Back to mid-90's compiler technology when only Ada supported generics, C++ started to adopt some form of genericity at ISO meetings and everything else where academic languages like Eiffel, Modula-3 or Standadard ML.

We are in 2014, not in the early 90's. So to ignore what happened in mainstream language design in the last 20 years, is nothing more than an opinionated political decision against generics.

--
Paulo
February 18, 2014
On Tuesday, 18 February 2014 at 07:45:10 UTC, Paulo Pinto wrote:
> It is like traveling back in time when parametric polymorphism was debated in university papers and everyone was inventing their own code generation tool.
>
> Back to mid-90's compiler technology when only Ada supported generics, C++ started to adopt some form of genericity at ISO meetings and everything else where academic languages like Eiffel, Modula-3 or Standadard ML.
>
> We are in 2014, not in the early 90's. So to ignore what happened in mainstream language design in the last 20 years, is nothing more than an opinionated political decision against generics.

I understand the sentiment that it is 'backwards', but what exactly on a practical level is harmful about people writing their own code generation tools?

On Monday, 17 February 2014 at 22:53:47 UTC, Asman01 wrote:
> I don't think so. Did you know that some of they are the same guys from Bell Labs which created C, UNIX, Plan9, UTF8 etc?

I'm aware of that, but I'm also aware that there are few things in the world more agonisingly complex than writing a C++ compiler. I think I read Walter say somewhere that it took him ten years! That's ten years of domain-specific experience working with generics in the language with the most complex implementation of generics in existence. My impression is that no amount of experience in other aspects of language design would be a substitute for this specific experience, and hence I think it makes more sense to attribute the effectiveness of D's generics implementation to Walter's extensive experience implementing generics than to attribute it to generics being easy to implement well. If generics are easy to implement, then why isn't there another language with the compile-time power of D that's not a monster like C++ or a Lisp?
February 18, 2014
On 02/18/2014 10:42 AM, logicchains wrote:
> I think it makes more sense to attribute the effectiveness of D's
> generics implementation to Walter's extensive experience implementing
> generics than to attribute it to generics being easy to implement well.
> If generics are easy to implement, then why isn't there another language
> with the compile-time power of D that's not a monster like C++ or a Lisp?

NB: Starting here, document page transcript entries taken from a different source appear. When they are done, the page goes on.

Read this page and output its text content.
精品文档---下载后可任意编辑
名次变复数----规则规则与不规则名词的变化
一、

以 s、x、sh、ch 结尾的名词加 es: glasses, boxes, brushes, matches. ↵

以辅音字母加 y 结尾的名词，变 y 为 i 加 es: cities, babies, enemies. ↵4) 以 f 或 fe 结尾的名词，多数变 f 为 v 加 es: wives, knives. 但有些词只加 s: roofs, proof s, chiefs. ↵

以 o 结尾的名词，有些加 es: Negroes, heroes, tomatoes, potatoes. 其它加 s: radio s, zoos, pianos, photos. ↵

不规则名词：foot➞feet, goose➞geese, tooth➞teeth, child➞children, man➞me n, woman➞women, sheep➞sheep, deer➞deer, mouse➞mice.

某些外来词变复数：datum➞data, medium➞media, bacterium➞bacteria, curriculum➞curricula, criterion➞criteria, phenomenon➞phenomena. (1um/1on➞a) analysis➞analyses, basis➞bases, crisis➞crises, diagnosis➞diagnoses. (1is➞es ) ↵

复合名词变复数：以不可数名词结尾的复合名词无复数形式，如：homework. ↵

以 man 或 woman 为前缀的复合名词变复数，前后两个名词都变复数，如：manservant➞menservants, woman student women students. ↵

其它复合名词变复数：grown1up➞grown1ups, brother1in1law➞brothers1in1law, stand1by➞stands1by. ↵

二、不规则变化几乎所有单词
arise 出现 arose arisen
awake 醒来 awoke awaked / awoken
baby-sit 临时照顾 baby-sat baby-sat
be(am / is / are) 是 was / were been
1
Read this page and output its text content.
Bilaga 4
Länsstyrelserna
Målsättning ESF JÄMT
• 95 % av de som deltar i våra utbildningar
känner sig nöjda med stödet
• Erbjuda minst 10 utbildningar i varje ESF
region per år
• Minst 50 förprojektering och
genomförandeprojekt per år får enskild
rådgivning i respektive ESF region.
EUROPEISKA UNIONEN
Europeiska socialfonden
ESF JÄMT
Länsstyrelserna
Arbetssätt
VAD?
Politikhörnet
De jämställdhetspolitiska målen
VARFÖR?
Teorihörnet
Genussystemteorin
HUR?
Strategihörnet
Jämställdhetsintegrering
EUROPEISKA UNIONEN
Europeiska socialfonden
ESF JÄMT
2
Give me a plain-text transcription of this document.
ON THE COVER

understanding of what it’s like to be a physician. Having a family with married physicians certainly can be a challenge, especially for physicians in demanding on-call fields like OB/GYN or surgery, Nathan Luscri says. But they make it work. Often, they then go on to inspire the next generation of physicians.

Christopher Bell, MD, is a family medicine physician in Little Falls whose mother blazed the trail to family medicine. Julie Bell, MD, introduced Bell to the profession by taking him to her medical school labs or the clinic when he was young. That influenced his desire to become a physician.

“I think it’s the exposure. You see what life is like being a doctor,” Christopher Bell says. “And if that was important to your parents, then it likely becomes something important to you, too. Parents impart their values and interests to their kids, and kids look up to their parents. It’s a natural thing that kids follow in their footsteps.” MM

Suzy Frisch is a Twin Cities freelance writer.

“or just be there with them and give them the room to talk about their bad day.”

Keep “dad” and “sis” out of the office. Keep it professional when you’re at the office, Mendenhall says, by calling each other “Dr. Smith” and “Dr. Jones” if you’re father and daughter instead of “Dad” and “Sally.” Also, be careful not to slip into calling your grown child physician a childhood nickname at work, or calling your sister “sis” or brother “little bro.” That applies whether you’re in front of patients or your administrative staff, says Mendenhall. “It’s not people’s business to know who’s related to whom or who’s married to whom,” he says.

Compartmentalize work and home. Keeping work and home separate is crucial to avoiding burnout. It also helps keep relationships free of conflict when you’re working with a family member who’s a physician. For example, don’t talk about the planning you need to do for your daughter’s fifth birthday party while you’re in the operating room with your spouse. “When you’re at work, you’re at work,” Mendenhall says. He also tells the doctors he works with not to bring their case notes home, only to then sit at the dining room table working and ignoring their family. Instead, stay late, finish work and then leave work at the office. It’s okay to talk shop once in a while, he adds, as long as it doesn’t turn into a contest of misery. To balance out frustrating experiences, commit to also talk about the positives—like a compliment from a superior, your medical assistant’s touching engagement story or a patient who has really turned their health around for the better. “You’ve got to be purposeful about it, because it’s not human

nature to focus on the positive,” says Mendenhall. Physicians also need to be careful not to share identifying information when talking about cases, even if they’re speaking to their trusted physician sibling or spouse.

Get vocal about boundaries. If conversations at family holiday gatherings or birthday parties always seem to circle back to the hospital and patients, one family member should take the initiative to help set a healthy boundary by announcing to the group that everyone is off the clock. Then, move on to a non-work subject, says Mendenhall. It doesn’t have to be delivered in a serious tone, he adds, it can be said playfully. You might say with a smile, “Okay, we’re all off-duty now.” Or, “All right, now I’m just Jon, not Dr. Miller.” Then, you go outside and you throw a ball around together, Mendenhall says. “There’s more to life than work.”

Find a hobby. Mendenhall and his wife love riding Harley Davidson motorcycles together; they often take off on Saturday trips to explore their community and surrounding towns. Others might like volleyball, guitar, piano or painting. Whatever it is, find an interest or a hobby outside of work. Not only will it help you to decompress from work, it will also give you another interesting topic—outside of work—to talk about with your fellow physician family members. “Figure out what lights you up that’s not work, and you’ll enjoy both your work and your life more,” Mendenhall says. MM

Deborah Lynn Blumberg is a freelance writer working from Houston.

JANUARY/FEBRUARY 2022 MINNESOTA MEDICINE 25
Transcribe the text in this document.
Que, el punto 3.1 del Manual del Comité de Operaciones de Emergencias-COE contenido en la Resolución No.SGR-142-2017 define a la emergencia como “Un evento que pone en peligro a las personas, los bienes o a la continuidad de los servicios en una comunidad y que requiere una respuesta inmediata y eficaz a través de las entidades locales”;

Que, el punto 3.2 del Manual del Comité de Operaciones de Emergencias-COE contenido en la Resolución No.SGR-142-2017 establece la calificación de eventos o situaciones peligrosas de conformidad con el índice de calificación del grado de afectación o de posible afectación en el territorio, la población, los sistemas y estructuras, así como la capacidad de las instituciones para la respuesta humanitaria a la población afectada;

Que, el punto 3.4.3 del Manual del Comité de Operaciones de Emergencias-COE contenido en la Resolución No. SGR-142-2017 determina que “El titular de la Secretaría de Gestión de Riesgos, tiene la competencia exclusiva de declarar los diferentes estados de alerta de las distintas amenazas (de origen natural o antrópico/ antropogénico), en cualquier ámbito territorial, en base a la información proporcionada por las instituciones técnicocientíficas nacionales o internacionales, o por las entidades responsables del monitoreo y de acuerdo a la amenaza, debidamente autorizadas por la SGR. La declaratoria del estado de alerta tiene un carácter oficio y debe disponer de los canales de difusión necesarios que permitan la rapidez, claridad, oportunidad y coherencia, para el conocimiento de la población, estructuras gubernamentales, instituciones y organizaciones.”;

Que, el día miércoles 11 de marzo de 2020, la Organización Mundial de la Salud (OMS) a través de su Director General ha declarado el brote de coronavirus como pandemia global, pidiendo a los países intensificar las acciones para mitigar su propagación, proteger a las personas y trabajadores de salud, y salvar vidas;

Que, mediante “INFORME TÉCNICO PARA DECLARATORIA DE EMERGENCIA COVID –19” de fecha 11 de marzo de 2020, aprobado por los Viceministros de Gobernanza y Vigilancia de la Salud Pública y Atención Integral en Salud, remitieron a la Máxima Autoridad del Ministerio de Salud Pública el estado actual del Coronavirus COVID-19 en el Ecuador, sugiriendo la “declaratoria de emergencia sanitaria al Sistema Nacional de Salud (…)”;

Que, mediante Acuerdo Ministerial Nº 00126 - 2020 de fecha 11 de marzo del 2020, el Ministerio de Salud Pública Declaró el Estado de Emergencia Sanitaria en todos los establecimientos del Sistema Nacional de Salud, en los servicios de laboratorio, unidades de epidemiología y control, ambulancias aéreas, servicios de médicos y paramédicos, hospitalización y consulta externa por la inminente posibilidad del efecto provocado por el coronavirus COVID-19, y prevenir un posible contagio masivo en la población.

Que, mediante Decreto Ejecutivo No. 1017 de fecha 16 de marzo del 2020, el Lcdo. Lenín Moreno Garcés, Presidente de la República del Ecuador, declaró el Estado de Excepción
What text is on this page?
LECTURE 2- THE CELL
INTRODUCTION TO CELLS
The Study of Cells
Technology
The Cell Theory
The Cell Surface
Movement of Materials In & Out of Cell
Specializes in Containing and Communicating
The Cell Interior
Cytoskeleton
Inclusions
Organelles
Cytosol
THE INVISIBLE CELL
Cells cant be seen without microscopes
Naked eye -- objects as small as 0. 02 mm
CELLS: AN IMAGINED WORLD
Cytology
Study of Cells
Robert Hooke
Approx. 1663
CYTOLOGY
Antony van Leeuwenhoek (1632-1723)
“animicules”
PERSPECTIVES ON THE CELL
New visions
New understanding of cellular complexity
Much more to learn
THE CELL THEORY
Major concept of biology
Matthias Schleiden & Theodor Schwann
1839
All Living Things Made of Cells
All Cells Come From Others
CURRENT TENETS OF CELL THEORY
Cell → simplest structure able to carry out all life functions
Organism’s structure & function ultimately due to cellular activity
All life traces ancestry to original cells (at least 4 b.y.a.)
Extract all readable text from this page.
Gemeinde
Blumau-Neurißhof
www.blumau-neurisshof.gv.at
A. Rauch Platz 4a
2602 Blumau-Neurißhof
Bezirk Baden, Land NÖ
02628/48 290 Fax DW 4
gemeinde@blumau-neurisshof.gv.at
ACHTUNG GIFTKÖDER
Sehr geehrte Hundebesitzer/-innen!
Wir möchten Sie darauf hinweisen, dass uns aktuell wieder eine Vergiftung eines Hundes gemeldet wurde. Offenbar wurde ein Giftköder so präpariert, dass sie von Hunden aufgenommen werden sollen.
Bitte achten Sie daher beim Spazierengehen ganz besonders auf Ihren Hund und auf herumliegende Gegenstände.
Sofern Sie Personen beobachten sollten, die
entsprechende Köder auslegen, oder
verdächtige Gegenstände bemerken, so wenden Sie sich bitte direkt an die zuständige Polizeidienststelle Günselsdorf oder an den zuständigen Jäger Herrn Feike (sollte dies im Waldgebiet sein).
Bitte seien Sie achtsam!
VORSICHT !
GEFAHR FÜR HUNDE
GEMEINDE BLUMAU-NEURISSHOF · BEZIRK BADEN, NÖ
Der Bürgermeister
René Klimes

It's the 'compile-time power of D' that is not 'easy to implement' (there is not (yet) one D compiler in existence that actually can handle all of it in a reasonable way), not 'generics' (whatever that means exactly).

February 18, 2014
On Tuesday, 18 February 2014 at 07:45:10 UTC, Paulo Pinto wrote:
> It is like traveling back in time when parametric polymorphism was debated in university papers and everyone was inventing their own code generation tool.
>
> We are in 2014, not in the early 90's. So to ignore what happened in mainstream language design in the last 20 years, is nothing more than an opinionated political decision against generics.

I have a hard time to subsume D's type system under parametric polymorphism, while I see how Javas generics may be. This may just be way over my head, but I'd rather say D has a sophisticated way of ad-hoc polymorphism that provides ways to generate overloads on demand, contrary to the wikipedia statement that ad-hoc only allows for a fixed amount of overloads.

> Thus, ad hoc polymorphism can generally only support a limited number of such distinct types, since a separate implementation has to be provided for each type. [1]

I'd say inout is a example of parametric polymorphism in D.